SAN PIETRO CRISOLOGO vescovo dottore
Il momento della consacrazione a vescovo di Ravenna, avvenuto intorno al 433, è davvero significativo nella vita di Pietro. Egli viene consacrato dal papa Sisto III in persona, il papa della pace religiosa dopo i dissidi, gli scontri e le iniziative scismatiche. E ad ascoltare la sua prima omelia oltre al papa c’è Galla Placidia, figlia dell’imperatore Teodosio, sorella dell’imperatore Onorio e madre e tutrice dell’imperatore Valentiniano III. Ma, raccolta intorno a lui, in quel giorno solenne, vi è l’intera città di Ravenna, ora capitale dell’Impero, congiunzione tra Oriente e Occidente negli ultimi instabili giorni di quel che resta degli antichi splendori. Il vescovo Pietro è alla guida della Chiesa in questa città e il suo popolo gli dà il soprannome di “Crisologo”, ossia “dalle parole d’oro”. Era uomo con un’ottima cultura, che si distingueva per il suo calore umano e il vigore della sua fede. Il vescovo di Ravenna insegnava a tutti coloro che cercavano la verità della fede e dava rigorose indicazioni circa i buoni comportamenti. Il suo linguaggio era sempre amico, la sua voce sempre cordiale. Ha lasciato alla Chiesa ben 180 sermoni ricchi delle sue “parole d’oro”. È oggi ricordato come Dottore della Chiesa.FB_IMG_1722316464860.jpg
 
SANT’IGNAZIO DI LOYOLA sacerdote
Ignazio nacque in Spagna nel 1491, ultimo di sette figli e, secondo le usanze del tempo, era destinato alla vita religiosa. Ma, era di casato nobile e presto indossò abiti eleganti dai colori vivaci e divenne un ufficiale brillante e un combattente valoroso. Durante una battaglia fu ferito e riportato a Loyola, nel castello di famiglia, dove passò la convalescenza. La lettura di alcuni libri religiosi fatta per trascorrere il tempo, lo aiutò in alcune riflessioni: l’unico vero Signore al quale si poteva dedicare la fedeltà di cavaliere era Gesù stesso. Così, lasciò ai piedi della Madonna i suoi abiti cavallereschi e le armi, vestì quelli di povero e fece voto di castità perpetua. Condusse, per un periodo, una vita di penitenza in cerca della propria vocazione; andò in Terrasanta; ritornato studiò e divenne sacerdote. Egli ebbe la grande illuminazione di fondare una Compagnia di consacrati che portasse il nome di Gesù al fine di difendere la Chiesa dall’eresia: la Compagnia di Gesù. Inizialmente, furono chiamati “Preti Pellegrini”, conosciuti poi come Gesuiti.
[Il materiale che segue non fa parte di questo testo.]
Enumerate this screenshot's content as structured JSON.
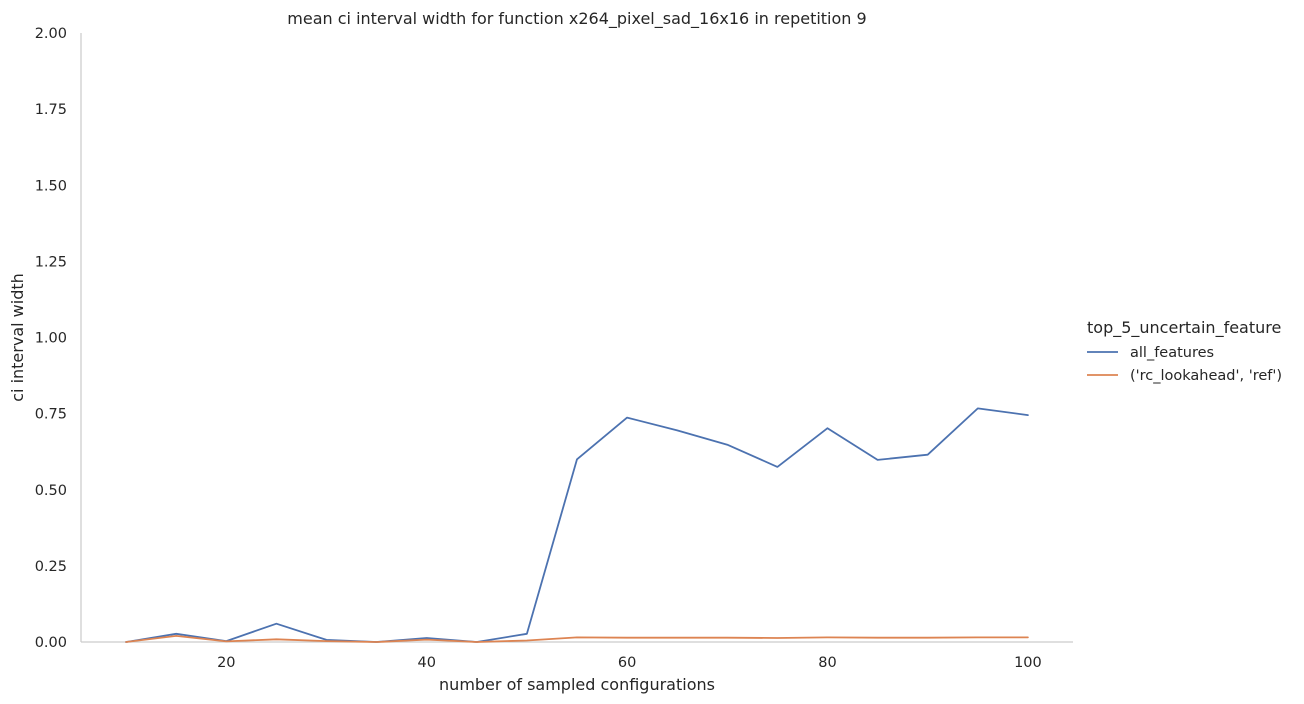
{
  "chart_data": {
    "type": "line",
    "title": "mean ci interval width for function x264_pixel_sad_16x16 in repetition 9",
    "xlabel": "number of sampled configurations",
    "ylabel": "ci interval width",
    "xlim": [
      5.5,
      104.5
    ],
    "ylim": [
      0,
      2.0
    ],
    "x_ticks": [
      20,
      40,
      60,
      80,
      100
    ],
    "x_tick_labels": [
      "20",
      "40",
      "60",
      "80",
      "100"
    ],
    "y_ticks": [
      0,
      0.25,
      0.5,
      0.75,
      1.0,
      1.25,
      1.5,
      1.75,
      2.0
    ],
    "y_tick_labels": [
      "0.00",
      "0.25",
      "0.50",
      "0.75",
      "1.00",
      "1.25",
      "1.50",
      "1.75",
      "2.00"
    ],
    "grid": false,
    "legend": {
      "title": "top_5_uncertain_feature",
      "placement": "right"
    },
    "x": [
      10,
      15,
      20,
      25,
      30,
      35,
      40,
      45,
      50,
      55,
      60,
      65,
      70,
      75,
      80,
      85,
      90,
      95,
      100
    ],
    "series": [
      {
        "name": "all_features",
        "color": "#4c72b0",
        "values": [
          0.0,
          0.027,
          0.003,
          0.06,
          0.007,
          0.0,
          0.013,
          0.0,
          0.027,
          0.6,
          0.737,
          0.695,
          0.648,
          0.575,
          0.702,
          0.598,
          0.615,
          0.767,
          0.745
        ]
      },
      {
        "name": "('rc_lookahead', 'ref')",
        "color": "#dd8452",
        "values": [
          0.0,
          0.02,
          0.002,
          0.009,
          0.003,
          0.0,
          0.008,
          0.0,
          0.005,
          0.015,
          0.014,
          0.014,
          0.014,
          0.013,
          0.015,
          0.014,
          0.014,
          0.015,
          0.015
        ]
      }
    ]
  }
}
I Pellegrini missionari e apostoli lottavano per il mondo e per il trionfo della Chiesa. La Compagnia fiorì, garante di una solida disciplina, un rigore morale forte, una fedeltà assoluta. Ignazio, molto malato, morì in modo molto semplice nel 1556, dopo aver redatto le “Costituzioni” per il suo Ordine.FB_IMG_1722407623443.jpg
 
SANT’ALFONSO MARIA DE’ LIGUORI vescovo dottore
Nacque il 27 settembre 1696 a Marianella, località a Nord di Napoli, nella nobile famiglia de’ Liguoro: era il primo di otto figli di don Giuseppe de' Liguori e di Anna Maria Caterina Cavalieri, dei marchesi d'Avernia, originaria del brindisino e sorella del servo di Dio Emilio Giacomo Cavalieri. Il padre di Alfonso voleva che egli ricevesse una buona istruzione, così crebbe all’insegna di una robusta educazione religiosa. Intrapresi gli studi di diritto all’Università di Napoli, a sedici anni divenne dottore in diritto civile e canonico. Esercitò con successo la professione forense, ma persa un’importante causa, decise di abbandonare l’avvocatura. Rampollo di un’antica famiglia, rinunziò al diritto di primogenitura a favore del fratello. Depose quindi la spada sull’altare della chiesa di Santa Maria della Mercede, per iniziare a studiare teologia in casa e nel 1726, a trent’anni, fu ordinato sacerdote. Si dedicò con tutto sé stesso all’attività pastorale. Confessore efficace, si dice che non abbia mai rifiutato l’assoluzione ad alcuno. Alfonso de’ Liguori pensò a una congregazione che si dedicasse al soccorso e all'educazione della parte più povera della società, sognò missionari che portassero la luce della fede e il fuoco della carità nei bassi cittadini e nelle capanne rurali. Nel 1732 fondò a Scala, vicino Amalfi, l’Ordine dei Redentoristi, attualmente diffuso in tutta Europa, in America e in altre parti del mondo. A settantasei anni fu nominato vescovo di S. Agata dei Goti, tra Benevento e Capua. Morì novantunenne il 1° agosto 1787 a Nocera dei Pagani. Pio VII lo beatificò nel 1816, Gregorio XVI lo canonizzò il 29 maggio 1839 e nel 1871 fu proclamato dottore della Chiesa da Pio IX. Nella sua celebre Theologia moralis reagendo al rigorismo dei giansenisti ne accentuò non la severità ma la compassione e la misericordia. Ha ispirato una vasta corrente della spiritualità mariana con “Le Glorie di Maria” libro di devozione popolare. È ricordato anche per aver scritto celebri melodie, tra le quali il canto di Natale italiano più noto: “Tu scendi dalle stelle”.FB_IMG_1722500637875.jpg
 
PREGHIERA ALLA MADONNA DEGLI ANGELI
Vergine degli Angeli, che da tanti secoli avete posto il vostro trono di misericordia alla Porziuncola, ascoltate la preghiera dei figli vostri che fiduciosi ricorrono a voi. Da questo luogo veramente santo e abitazione di Dio, particolarmente caro al cuore di San Francesco, avete sempre richiamato tutti gli uomini all’Amore.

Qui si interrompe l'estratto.